Réponse au député Pascal Brindeau
Cher Monsieur le Député,
Je vous remercie d'avoir répondu à ma lettre ouverte.
Cependant, au regard des enjeux que j'évoquais, les arguments que vous avancez pour justifier les choix gouvernementaux sont au mieux contestables, au pire fallacieux. Au risque de paraître « scolaire », je me permets de vous répondre point par point.
« [...] Je voudrais vous faire remarquer que l'on met trop souvent à toutes les sauces ce beau mot [de souveraineté] qui doit être synonyme, à mon sens, de liberté et de démocratie. »
Monsieur Brindeau, vous sous-entendez ici qu'« on » pourrait utiliser le mot « souveraineté » pour promouvoir autre chose que la démocratie et la liberté : la xénophobie peut-être ? A mon sens, vous ne devriez pas utiliser le « on ». Colporter une rumeur n'est pas digne d'un député.
De plus, vous vous érigez en juge capable de désigner ceux qui parlent mal et ceux parlent bien de souveraineté. Pour vous éviter cette charge, je rappelle à votre mémoire l'article 3 de la Constitution de la 5ème République : « La souveraineté nationale appartient au peuple qui l'exerce par ses représentants et par la voie du référendum.

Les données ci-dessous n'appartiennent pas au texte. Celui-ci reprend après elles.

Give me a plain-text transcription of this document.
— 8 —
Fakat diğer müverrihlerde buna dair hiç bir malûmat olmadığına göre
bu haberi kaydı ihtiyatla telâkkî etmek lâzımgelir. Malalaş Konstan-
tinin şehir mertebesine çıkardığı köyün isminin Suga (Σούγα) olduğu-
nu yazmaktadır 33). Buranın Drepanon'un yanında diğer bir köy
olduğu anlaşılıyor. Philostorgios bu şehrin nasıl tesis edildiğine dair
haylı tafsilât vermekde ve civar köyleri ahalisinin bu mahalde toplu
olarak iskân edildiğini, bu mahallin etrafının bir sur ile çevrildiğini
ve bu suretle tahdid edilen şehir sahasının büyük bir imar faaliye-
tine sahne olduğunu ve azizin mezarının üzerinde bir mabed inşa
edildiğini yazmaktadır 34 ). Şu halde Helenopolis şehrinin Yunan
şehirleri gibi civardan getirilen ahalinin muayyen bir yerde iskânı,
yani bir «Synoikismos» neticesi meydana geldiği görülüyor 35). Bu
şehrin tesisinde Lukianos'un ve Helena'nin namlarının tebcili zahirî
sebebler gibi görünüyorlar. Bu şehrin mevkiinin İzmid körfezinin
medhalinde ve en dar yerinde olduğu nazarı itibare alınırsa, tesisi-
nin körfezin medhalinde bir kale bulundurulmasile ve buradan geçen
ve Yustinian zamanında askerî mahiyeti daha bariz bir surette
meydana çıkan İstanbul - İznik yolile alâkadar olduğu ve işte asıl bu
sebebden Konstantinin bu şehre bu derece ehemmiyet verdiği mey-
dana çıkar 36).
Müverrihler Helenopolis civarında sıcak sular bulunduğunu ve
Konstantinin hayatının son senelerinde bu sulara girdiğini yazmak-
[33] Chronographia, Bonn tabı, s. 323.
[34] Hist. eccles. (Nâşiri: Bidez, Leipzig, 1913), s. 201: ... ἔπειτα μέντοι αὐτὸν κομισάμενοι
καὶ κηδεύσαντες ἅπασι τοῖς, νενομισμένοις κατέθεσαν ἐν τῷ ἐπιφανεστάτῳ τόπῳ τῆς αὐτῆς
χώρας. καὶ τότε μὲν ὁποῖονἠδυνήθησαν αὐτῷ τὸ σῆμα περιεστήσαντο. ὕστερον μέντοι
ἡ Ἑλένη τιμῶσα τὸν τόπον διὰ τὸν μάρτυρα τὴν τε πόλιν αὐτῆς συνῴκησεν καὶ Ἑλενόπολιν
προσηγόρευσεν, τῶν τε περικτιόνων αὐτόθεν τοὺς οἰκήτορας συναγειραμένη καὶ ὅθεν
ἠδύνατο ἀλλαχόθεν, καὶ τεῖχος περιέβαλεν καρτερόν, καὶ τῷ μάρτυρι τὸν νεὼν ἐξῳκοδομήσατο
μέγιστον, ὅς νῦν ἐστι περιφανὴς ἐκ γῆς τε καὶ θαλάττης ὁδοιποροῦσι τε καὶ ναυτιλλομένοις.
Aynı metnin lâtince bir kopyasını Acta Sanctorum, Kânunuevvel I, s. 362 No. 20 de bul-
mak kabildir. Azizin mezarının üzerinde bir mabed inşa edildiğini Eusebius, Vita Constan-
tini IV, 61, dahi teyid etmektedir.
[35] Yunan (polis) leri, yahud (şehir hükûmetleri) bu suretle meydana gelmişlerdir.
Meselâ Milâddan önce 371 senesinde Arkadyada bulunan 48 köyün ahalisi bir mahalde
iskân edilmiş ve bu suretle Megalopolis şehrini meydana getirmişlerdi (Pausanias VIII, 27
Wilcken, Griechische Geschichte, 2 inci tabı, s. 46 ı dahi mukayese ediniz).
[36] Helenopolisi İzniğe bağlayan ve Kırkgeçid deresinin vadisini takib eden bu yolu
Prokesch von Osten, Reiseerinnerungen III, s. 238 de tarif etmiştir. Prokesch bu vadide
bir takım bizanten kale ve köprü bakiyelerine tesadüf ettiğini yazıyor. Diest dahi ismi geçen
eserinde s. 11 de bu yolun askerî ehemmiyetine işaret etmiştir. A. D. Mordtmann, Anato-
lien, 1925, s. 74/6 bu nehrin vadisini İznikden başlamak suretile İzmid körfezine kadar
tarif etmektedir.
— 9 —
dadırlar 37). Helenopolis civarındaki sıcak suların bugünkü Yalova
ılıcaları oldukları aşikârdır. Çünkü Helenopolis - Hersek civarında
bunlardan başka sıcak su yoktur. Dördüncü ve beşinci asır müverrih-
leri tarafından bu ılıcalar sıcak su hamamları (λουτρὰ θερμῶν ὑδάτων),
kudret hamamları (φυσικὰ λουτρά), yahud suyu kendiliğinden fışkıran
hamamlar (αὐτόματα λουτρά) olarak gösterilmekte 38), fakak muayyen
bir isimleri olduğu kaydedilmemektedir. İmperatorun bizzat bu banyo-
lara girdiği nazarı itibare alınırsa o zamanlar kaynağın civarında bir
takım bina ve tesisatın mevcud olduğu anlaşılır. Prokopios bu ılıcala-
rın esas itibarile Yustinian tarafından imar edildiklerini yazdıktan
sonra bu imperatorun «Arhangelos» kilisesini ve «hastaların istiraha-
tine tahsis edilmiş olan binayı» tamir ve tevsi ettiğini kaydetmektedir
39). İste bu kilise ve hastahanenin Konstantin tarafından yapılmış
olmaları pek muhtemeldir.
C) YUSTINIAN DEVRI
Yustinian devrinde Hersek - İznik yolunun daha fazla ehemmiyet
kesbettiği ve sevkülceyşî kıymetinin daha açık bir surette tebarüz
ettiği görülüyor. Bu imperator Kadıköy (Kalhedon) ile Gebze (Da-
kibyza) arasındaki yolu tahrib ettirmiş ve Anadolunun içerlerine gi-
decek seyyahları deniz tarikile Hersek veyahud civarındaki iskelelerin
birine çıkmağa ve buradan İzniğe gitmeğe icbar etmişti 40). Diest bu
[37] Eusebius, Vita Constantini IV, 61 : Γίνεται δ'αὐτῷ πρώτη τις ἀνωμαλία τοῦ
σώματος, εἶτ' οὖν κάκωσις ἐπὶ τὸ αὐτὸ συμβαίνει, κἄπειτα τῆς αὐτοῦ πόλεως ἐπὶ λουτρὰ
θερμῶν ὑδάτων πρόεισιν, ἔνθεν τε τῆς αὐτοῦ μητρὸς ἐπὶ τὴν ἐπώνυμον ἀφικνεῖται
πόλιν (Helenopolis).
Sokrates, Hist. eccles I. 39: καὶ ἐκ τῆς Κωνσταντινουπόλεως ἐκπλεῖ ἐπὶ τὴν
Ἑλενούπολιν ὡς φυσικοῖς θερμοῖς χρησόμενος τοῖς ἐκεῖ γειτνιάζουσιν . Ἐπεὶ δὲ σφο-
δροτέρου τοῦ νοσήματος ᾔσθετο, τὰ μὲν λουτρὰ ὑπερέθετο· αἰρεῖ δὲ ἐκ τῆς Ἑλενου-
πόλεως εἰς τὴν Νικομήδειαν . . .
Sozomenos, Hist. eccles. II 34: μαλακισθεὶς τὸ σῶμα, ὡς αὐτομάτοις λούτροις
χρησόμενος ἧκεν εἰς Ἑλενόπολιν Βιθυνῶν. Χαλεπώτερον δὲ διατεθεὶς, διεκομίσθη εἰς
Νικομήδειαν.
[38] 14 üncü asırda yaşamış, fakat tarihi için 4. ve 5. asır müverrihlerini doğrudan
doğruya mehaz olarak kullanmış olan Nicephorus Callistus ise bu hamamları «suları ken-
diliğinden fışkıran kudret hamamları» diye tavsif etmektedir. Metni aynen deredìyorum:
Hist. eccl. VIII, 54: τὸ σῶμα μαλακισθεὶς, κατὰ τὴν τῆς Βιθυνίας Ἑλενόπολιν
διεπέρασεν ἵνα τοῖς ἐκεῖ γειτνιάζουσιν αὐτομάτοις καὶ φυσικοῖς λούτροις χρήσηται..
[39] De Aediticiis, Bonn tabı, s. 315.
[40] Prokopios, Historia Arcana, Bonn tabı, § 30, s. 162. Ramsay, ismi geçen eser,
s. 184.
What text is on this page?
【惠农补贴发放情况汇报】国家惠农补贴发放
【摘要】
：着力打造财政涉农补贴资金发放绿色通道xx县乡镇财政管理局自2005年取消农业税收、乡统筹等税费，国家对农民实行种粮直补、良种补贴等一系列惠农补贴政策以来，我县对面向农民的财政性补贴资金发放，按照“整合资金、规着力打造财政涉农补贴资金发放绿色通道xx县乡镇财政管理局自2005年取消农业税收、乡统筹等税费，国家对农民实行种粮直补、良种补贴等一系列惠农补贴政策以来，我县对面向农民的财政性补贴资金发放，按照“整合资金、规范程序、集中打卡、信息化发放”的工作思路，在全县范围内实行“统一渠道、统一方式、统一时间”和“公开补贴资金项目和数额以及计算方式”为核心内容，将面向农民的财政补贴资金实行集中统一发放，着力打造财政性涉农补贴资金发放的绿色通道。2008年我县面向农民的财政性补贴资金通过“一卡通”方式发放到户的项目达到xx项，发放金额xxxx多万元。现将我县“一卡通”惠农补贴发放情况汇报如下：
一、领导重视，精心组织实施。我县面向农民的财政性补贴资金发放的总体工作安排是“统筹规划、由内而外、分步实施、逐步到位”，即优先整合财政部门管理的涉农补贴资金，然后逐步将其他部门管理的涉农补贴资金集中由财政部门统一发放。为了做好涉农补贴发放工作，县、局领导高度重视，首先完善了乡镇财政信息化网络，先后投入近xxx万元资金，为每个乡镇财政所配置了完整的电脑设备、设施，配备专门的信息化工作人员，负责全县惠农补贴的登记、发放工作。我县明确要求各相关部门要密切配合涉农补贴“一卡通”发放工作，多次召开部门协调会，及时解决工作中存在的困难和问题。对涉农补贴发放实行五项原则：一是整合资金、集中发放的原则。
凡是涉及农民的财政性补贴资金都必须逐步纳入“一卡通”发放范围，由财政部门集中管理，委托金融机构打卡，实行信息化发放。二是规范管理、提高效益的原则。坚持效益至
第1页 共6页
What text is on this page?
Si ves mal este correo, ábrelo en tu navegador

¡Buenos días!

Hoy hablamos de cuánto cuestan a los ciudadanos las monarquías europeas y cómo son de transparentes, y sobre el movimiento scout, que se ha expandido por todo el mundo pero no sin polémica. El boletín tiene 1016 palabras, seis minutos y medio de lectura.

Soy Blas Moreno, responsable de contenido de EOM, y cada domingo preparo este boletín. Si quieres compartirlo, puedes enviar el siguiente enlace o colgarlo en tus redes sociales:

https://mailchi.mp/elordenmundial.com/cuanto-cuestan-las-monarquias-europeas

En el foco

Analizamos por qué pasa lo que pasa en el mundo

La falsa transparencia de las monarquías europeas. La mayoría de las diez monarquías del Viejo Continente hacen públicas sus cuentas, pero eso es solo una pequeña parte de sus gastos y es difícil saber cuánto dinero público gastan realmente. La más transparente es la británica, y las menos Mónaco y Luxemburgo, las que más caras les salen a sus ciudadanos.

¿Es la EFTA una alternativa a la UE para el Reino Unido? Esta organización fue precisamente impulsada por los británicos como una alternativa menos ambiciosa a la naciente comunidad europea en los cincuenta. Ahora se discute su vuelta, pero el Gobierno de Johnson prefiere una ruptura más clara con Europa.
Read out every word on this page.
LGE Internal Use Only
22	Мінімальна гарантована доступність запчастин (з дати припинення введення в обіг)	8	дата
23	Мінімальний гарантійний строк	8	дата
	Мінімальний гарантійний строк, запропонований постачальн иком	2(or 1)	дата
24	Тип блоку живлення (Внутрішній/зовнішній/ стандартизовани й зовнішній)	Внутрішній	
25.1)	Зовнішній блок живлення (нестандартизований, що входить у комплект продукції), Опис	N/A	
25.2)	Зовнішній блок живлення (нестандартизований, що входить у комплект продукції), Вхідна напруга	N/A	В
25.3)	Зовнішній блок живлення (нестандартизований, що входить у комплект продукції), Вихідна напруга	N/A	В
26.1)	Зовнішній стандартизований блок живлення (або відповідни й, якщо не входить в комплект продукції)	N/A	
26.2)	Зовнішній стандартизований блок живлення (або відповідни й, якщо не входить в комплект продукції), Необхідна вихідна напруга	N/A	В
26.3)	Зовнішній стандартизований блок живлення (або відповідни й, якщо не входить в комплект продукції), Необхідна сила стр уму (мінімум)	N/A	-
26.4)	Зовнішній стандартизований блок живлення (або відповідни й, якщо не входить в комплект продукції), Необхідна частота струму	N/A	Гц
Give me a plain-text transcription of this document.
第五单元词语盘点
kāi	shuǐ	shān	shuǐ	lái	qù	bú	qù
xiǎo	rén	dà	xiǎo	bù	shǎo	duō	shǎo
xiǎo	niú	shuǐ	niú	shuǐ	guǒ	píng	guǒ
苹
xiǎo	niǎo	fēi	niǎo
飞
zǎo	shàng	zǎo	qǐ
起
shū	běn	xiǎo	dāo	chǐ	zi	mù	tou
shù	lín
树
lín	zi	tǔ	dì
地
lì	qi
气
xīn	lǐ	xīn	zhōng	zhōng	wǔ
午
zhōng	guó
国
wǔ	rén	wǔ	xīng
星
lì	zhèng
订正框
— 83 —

Aucune section du peuple ni aucun individu ne peut s'en attribuer l'exercice. »
« Je sais le Président de la République et la majorité présidentielle à laquelle j'appartiens, profondément attachés à la souveraineté de notre Nation. »
Cette incantation facile est insultante, car ma lettre argumentée démontre clairement l'inverse.
« Dans des domaines essentiels comme la politique internationale et européenne de la France, cette volonté de préserver notre souveraineté et notre modèle social s'est illustrée. »
Les français constatent le contraire. Une nouvelle fois, votre réponse brille par son absence d'argumentation.
« Vous citez l'exemple du traité de Lisbonne. Celui-ci est une continuité de la construction européenne, singulièrement depuis le Traité de Maastricht et il me semble que, sur ce point au moins, la plupart des partis de la gauche de gouvernement et ceux de la droite républicaine partagent une vision commune. »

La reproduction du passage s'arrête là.